Así es, emigrar no es nada fácil, emocionalmente es muy desgastante, físicamente hasta el cerebro se cansa de tratar de seguir las conversaciones en alemán suizo y ese hueco que deja la ausencia no se llena con nada. Me he preguntado muchas veces si quiero vivir así, con esa felicidad incompleta que deja la lejanía y es una pregunta muy difícil de responder, puede ser que haya emigrado por amor, por salir de mi zona de confort, por explorar algo nuevo y enriquecerme de ello, pero ahora que vivo fuera de mi hermoso país me doy cuenta también del grado de temor e inseguridad en el que vivía allá, esa vulnerabilidad en la que nos encontramos todo el tiempo que se normaliza y se vuelve parte de nuestra vida, imperceptible, invisible pero siempre presente. Entiendo que quienes me leen y siguen allá me pueden sentir bastante exagerada y creo que eso pasa precisamente por esa normalización de la rutina violenta en la que vivimos, no tiene porque ser normal ver carteles de personas desesperadas buscando a sus hijos e hijas cada día de nuestra vida, no, no lo es y no debería de ser así, no tendríamos porque vivir cuidando todo el tiempo nuestras pertenencias, pensando en donde ponemos la bolsa de mano al subirnos al carro o mirar a nuestro alrededor inseguras antes de abrir la puerta de la casa o del carro temiendo que alguien pudiera atacarnos o asaltarnos, me niego a vivir así y esto es algo que concienticé hace mucho años, alguna vez lo dije en voz alta y creo que es la principal razón por la que emigré del país que tanto amo y por la que tal vez sigo aquí. He experimentado la ventaja de vivir en un entorno seguro y eso adquiere un valor extremo cuando se viene de países peligrosos. Al principio me costó muchísimo vivir sin miedo y sin precauciones innecesarias, me despertaba por la madrugada y entraba en ataques de pánico al ver que mi marido no había vuelto a casa, lo llamaba desesperada rogando que respondiera para asegurarme de que no hubiera sido secuestrado, asaltado, golpeado, detenido injustificadamente o cualquier otro escenario fatalista que pudiera cruzar por mi mente. Aún lucho conmigo misma por caminar de noche sola y no sentir miedo, por no apresurar el paso o mirar constantemente si hay alguien detrás de mi. Es cuando te das cuenta de lo profundamente instalado que está el miedo en nuestro organismo, es parte de nosotros y ni siquiera nos damos cuenta.

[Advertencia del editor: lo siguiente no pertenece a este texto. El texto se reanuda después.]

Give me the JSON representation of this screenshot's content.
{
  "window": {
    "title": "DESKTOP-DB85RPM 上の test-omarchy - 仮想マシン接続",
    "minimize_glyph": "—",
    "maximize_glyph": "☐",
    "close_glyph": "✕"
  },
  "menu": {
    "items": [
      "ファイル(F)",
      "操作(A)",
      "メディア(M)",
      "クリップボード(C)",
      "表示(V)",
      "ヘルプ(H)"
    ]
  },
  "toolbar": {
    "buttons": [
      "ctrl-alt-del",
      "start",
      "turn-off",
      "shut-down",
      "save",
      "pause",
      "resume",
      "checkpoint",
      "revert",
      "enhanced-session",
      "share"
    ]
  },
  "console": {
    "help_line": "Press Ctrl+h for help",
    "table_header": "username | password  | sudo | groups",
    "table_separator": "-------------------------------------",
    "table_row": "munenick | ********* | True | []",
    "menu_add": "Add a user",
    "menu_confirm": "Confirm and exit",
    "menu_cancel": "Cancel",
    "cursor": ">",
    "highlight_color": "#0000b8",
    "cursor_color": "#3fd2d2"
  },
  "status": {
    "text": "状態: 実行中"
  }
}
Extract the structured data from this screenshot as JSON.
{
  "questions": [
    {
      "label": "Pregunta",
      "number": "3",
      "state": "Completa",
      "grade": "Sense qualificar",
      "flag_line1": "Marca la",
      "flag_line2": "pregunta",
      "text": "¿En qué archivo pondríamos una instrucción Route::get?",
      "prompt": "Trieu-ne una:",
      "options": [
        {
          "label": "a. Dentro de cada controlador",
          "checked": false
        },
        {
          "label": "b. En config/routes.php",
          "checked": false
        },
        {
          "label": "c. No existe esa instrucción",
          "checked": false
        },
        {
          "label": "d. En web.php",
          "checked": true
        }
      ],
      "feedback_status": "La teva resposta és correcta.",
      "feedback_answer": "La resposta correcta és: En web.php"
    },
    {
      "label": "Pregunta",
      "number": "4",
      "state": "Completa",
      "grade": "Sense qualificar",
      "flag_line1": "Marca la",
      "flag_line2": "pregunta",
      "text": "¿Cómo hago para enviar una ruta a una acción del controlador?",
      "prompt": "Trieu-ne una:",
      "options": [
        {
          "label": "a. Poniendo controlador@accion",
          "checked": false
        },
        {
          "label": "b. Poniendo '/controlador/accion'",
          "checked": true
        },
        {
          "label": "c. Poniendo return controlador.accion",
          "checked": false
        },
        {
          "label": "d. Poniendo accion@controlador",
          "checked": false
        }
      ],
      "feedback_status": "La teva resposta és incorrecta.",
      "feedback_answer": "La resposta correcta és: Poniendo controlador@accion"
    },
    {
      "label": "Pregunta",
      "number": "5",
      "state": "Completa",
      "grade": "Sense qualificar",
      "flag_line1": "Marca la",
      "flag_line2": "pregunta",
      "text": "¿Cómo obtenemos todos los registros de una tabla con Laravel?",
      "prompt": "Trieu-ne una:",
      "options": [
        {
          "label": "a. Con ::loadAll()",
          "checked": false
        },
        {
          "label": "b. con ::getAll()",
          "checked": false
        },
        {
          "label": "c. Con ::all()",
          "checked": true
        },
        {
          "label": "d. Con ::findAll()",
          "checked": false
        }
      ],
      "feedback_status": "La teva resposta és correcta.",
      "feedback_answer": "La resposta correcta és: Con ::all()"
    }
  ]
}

Diariamente hago un ejercicio mental para entender que aquí esos miedos son infundados, que no tengo porque seguir viviendo así, que puedo relajarme y andar sin temor, me ha costado mucho y he tenido varios logros y también retrocesos, y ahora me cuestiono si estaría dispuesta a vivir así otra vez y evado esos pensamientos porque no quiero responderme, me niego a pensar que no viviría de nuevo en México por evitar acostumbrarme nuevamente al temor, trato de poner en una balanza todas las miles de ventajas que tengo allá, pero la inseguridad pesa y pesa mucho. No tengo una respuesta a mis cuestionamientos y creo que en el corto plazo no la tendré, así que intento vivir con ese hueco que deja la ausencia y con la paz que brinda la seguridad hasta que pueda tomar una decisión, aunque al omitir decidir ya estoy decidiendo.
Amo profundamente a mi país, a su gente, su cultura, su comida, sus millones de cualidades y defectos, vivir fuera a veces nos hace idealizarlo aún más, pero también nos ayuda a comprender a todos los millones de migrantes en el mundo que dejan su patria buscando una vida mejor, no quiere decir que no duela o que no queramos nuestro país, quiere decir que queremos vivir aún mejor, ¿lo conseguimos? Allí está el dilema.